Des espaces aussi vides dans un environnement aussi saturé que la ville, c'est à ne pas même en envisager la possibilité.

Et il secoue faiblement la tête en signe d'incompréhension et de perplexité.

Pendant de longues minutes secoue la tête. 

Des heures aussi dilatées au coeur de l'instantanéité qui préside à la transmission de l'information, à la frénésie alentour - les marchés financiers qui s'emballent, emballent la campagne présidentielle qui s'affole, affole les médias qui se lancent dans la course au scoop, coupe ma journée en fines lamelles d'informations primordiales juxtaposées et continues - c'est à ne plus rien y comprendre ; à en secouer la tête d'impuissance à penser.

Parfois, un petit rictus vient périodiquement compléter le lent balancement du visage, un de ceux qui appartiennent à l'espèce particulière de moue que dessine l'ignorance autour de la bouche de celui à côté duquel elle s'arrête. 

Un blues se déclenche, habille progressivement la rue d'une mélancolie moins brute, moins grossière que celle du silence ordinaire et poisseux qui l'emplissait jusque-là ; l'habille de la mélancolie presque surnaturelle d'un de ces vieux twelve bars à la guitare slide qui peuplaient la solitude des champs de coton et lui parvient de très loin à présent, à travers le grésillement blanc d'un vynil à bout de souffle.

Il commence à fredonner ; ses lèvres à nouveau se dynamisent autour d'un discours structuré, abandonnant le piteux laisser-aller musculaire qui trahit tout autour d'elles le brusque temps d'arrêt d'une pensée en panne sèche. 

Je sais que c'est un blues parce que le balancement du crâne change lui aussi rapidement de feeling et en un fondu rapide quitte le flou rythmique du désoeuvrement pour devenir résolument ternaire, mimer le shuffle en se calquant sur sa fréquence ondulatoire souple et régulière. Sa main lâche alors la poignée et de ses doigts un peu engourdis claque la pulsation.

Un pâle sourire éclaire même faiblement son visage.

Reprend un peu ses esprits, on dirait.

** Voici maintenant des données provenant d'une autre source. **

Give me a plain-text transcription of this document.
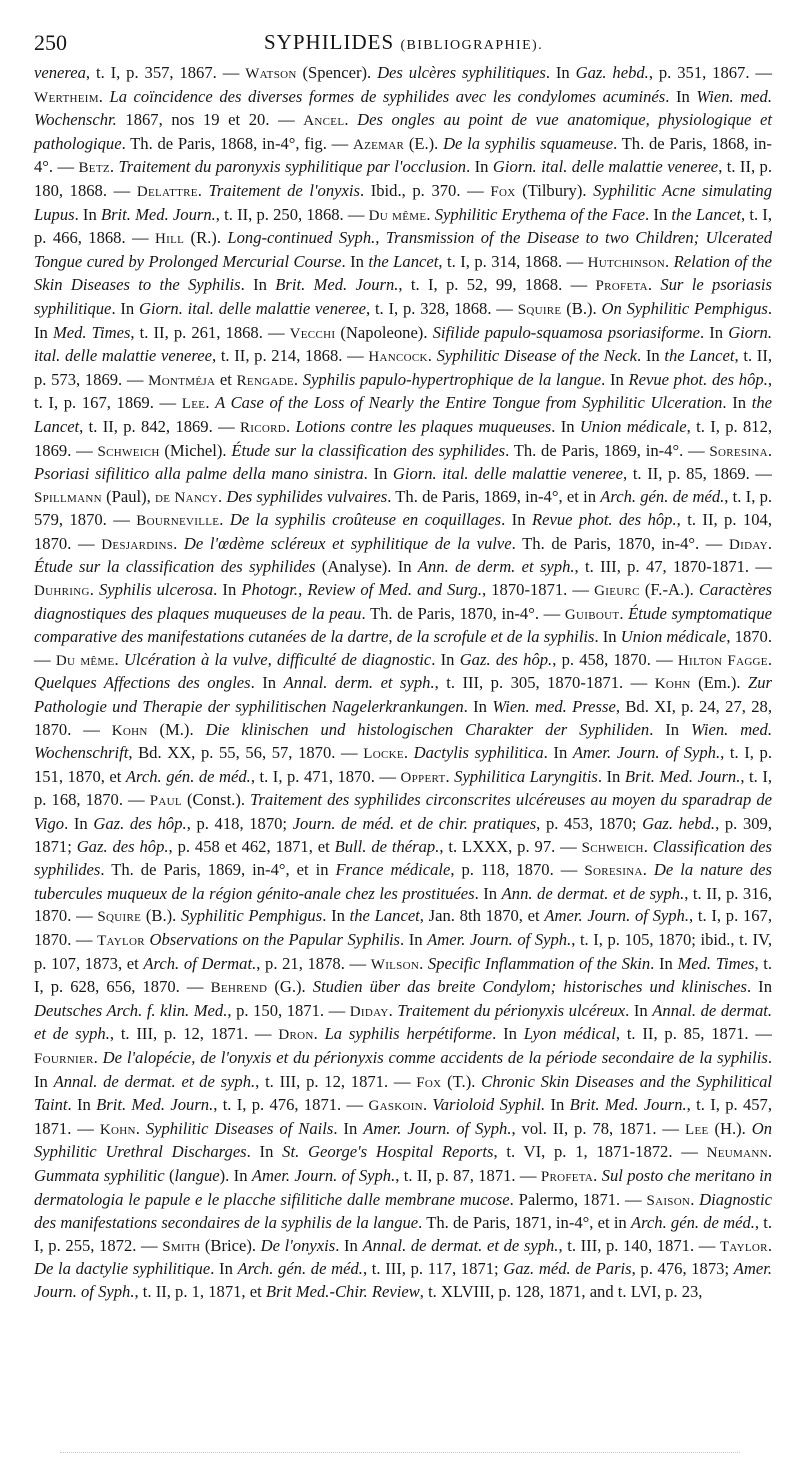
250	SYPHILIDES (BIBLIOGRAPHIE).
venerea, t. I, p. 357, 1867. — Watson (Spencer). Des ulcères syphilitiques. In Gaz. hebd., p. 351, 1867. — Wertheim. La coïncidence des diverses formes de syphilides avec les condylomes acuminés. In Wien. med. Wochenschr. 1867, nos 19 et 20. — Ancel. Des ongles au point de vue anatomique, physiologique et pathologique. Th. de Paris, 1868, in-4°, fig. — Azemar (E.). De la syphilis squameuse. Th. de Paris, 1868, in-4°. — Betz. Traitement du paronyxis syphilitique par l'occlusion. In Giorn. ital. delle malattie veneree, t. II, p. 180, 1868. — Delattre. Traitement de l'onyxis. Ibid., p. 370. — Fox (Tilbury). Syphilitic Acne simulating Lupus. In Brit. Med. Journ., t. II, p. 250, 1868. — Du même. Syphilitic Erythema of the Face. In the Lancet, t. I, p. 466, 1868. — Hill (R.). Long-continued Syph., Transmission of the Disease to two Children; Ulcerated Tongue cured by Prolonged Mercurial Course. In the Lancet, t. I, p. 314, 1868. — Hutchinson. Relation of the Skin Diseases to the Syphilis. In Brit. Med. Journ., t. I, p. 52, 99, 1868. — Profeta. Sur le psoriasis syphilitique. In Giorn. ital. delle malattie veneree, t. I, p. 328, 1868. — Squire (B.). On Syphilitic Pemphigus. In Med. Times, t. II, p. 261, 1868. — Vecchi (Napoleone). Sifilide papulo-squamosa psoriasiforme. In Giorn. ital. delle malattie veneree, t. II, p. 214, 1868. — Hancock. Syphilitic Disease of the Neck. In the Lancet, t. II, p. 573, 1869. — Montméja et Rengade. Syphilis papulo-hypertrophique de la langue. In Revue phot. des hôp., t. I, p. 167, 1869. — Lee. A Case of the Loss of Nearly the Entire Tongue from Syphilitic Ulceration. In the Lancet, t. II, p. 842, 1869. — Ricord. Lotions contre les plaques muqueuses. In Union médicale, t. I, p. 812, 1869. — Schweich (Michel). Étude sur la classification des syphilides. Th. de Paris, 1869, in-4°. — Soresina. Psoriasi sifilitico alla palme della mano sinistra. In Giorn. ital. delle malattie veneree, t. II, p. 85, 1869. — Spillmann (Paul), de Nancy. Des syphilides vulvaires. Th. de Paris, 1869, in-4°, et in Arch. gén. de méd., t. I, p. 579, 1870. — Bourneville. De la syphilis croûteuse en coquillages. In Revue phot. des hôp., t. II, p. 104, 1870. — Desjardins. De l'œdème scléreux et syphilitique de la vulve. Th. de Paris, 1870, in-4°. — Diday. Étude sur la classification des syphilides (Analyse). In Ann. de derm. et syph., t. III, p. 47, 1870-1871. — Duhring. Syphilis ulcerosa. In Photogr., Review of Med. and Surg., 1870-1871. — Gieurc (F.-A.). Caractères diagnostiques des plaques muqueuses de la peau. Th. de Paris, 1870, in-4°. — Guibout. Étude symptomatique comparative des manifestations cutanées de la dartre, de la scrofule et de la syphilis. In Union médicale, 1870. — Du même. Ulcération à la vulve, difficulté de diagnostic. In Gaz. des hôp., p. 458, 1870. — Hilton Fagge. Quelques Affections des ongles. In Annal. derm. et syph., t. III, p. 305, 1870-1871. — Kohn (Em.). Zur Pathologie und Therapie der syphilitischen Nagelerkrankungen. In Wien. med. Presse, Bd. XI, p. 24, 27, 28, 1870. — Kohn (M.). Die klinischen und histologischen Charakter der Syphiliden. In Wien. med. Wochenschrift, Bd. XX, p. 55, 56, 57, 1870. — Locke. Dactylis syphilitica. In Amer. Journ. of Syph., t. I, p. 151, 1870, et Arch. gén. de méd., t. I, p. 471, 1870. — Oppert. Syphilitica Laryngitis. In Brit. Med. Journ., t. I, p. 168, 1870. — Paul (Const.). Traitement des syphilides circonscrites ulcéreuses au moyen du sparadrap de Vigo. In Gaz. des hôp., p. 418, 1870; Journ. de méd. et de chir. pratiques, p. 453, 1870; Gaz. hebd., p. 309, 1871; Gaz. des hôp., p. 458 et 462, 1871, et Bull. de thérap., t. LXXX, p. 97. — Schweich. Classification des syphilides. Th. de Paris, 1869, in-4°, et in France médicale, p. 118, 1870. — Soresina. De la nature des tubercules muqueux de la région génito-anale chez les prostituées. In Ann. de dermat. et de syph., t. II, p. 316, 1870. — Squire (B.). Syphilitic Pemphigus. In the Lancet, Jan. 8th 1870, et Amer. Journ. of Syph., t. I, p. 167, 1870. — Taylor Observations on the Papular Syphilis. In Amer. Journ. of Syph., t. I, p. 105, 1870; ibid., t. IV, p. 107, 1873, et Arch. of Dermat., p. 21, 1878. — Wilson. Specific Inflammation of the Skin. In Med. Times, t. I, p. 628, 656, 1870. — Behrend (G.). Studien über das breite Condylom; historisches und klinisches. In Deutsches Arch. f. klin. Med., p. 150, 1871. — Diday. Traitement du périonyxis ulcéreux. In Annal. de dermat. et de syph., t. III, p. 12, 1871. — Dron. La syphilis herpétiforme. In Lyon médical, t. II, p. 85, 1871. — Fournier. De l'alopécie, de l'onyxis et du périonyxis comme accidents de la période secondaire de la syphilis. In Annal. de dermat. et de syph., t. III, p. 12, 1871. — Fox (T.). Chronic Skin Diseases and the Syphilitical Taint. In Brit. Med. Journ., t. I, p. 476, 1871. — Gaskoin. Varioloid Syphil. In Brit. Med. Journ., t. I, p. 457, 1871. — Kohn. Syphilitic Diseases of Nails. In Amer. Journ. of Syph., vol. II, p. 78, 1871. — Lee (H.). On Syphilitic Urethral Discharges. In St. George's Hospital Reports, t. VI, p. 1, 1871-1872. — Neumann. Gummata syphilitic (langue). In Amer. Journ. of Syph., t. II, p. 87, 1871. — Profeta. Sul posto che meritano in dermatologia le papule e le placche sifilitiche dalle membrane mucose. Palermo, 1871. — Saison. Diagnostic des manifestations secondaires de la syphilis de la langue. Th. de Paris, 1871, in-4°, et in Arch. gén. de méd., t. I, p. 255, 1872. — Smith (Brice). De l'onyxis. In Annal. de dermat. et de syph., t. III, p. 140, 1871. — Taylor. De la dactylie syphilitique. In Arch. gén. de méd., t. III, p. 117, 1871; Gaz. méd. de Paris, p. 476, 1873; Amer. Journ. of Syph., t. II, p. 1, 1871, et Brit Med.-Chir. Review, t. XLVIII, p. 128, 1871, and t. LVI, p. 23,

Se retourne lentement pour regarder la pendule accrochée juste au-dessus de son bureau, dans le fond de la pièce. 

Merde !

Déjà l'heure de partir au turbin et pas une ligne écrite sur la page blanche de l'écran, depuis longtemps ensevelie sous le voile noir de  la mise en veille automatique.

Combien de temps je suis encore resté là? A me poser ces mêmes questions débiles? Ces mêmes questions sans réponses? A me voir en vis-à-vis et dans le reflet de la fenêtre d'en face regarder pendant de longues minutes dans la rue, et plusieurs fois par jour, en me demandant ce que je pourrais bien écrire?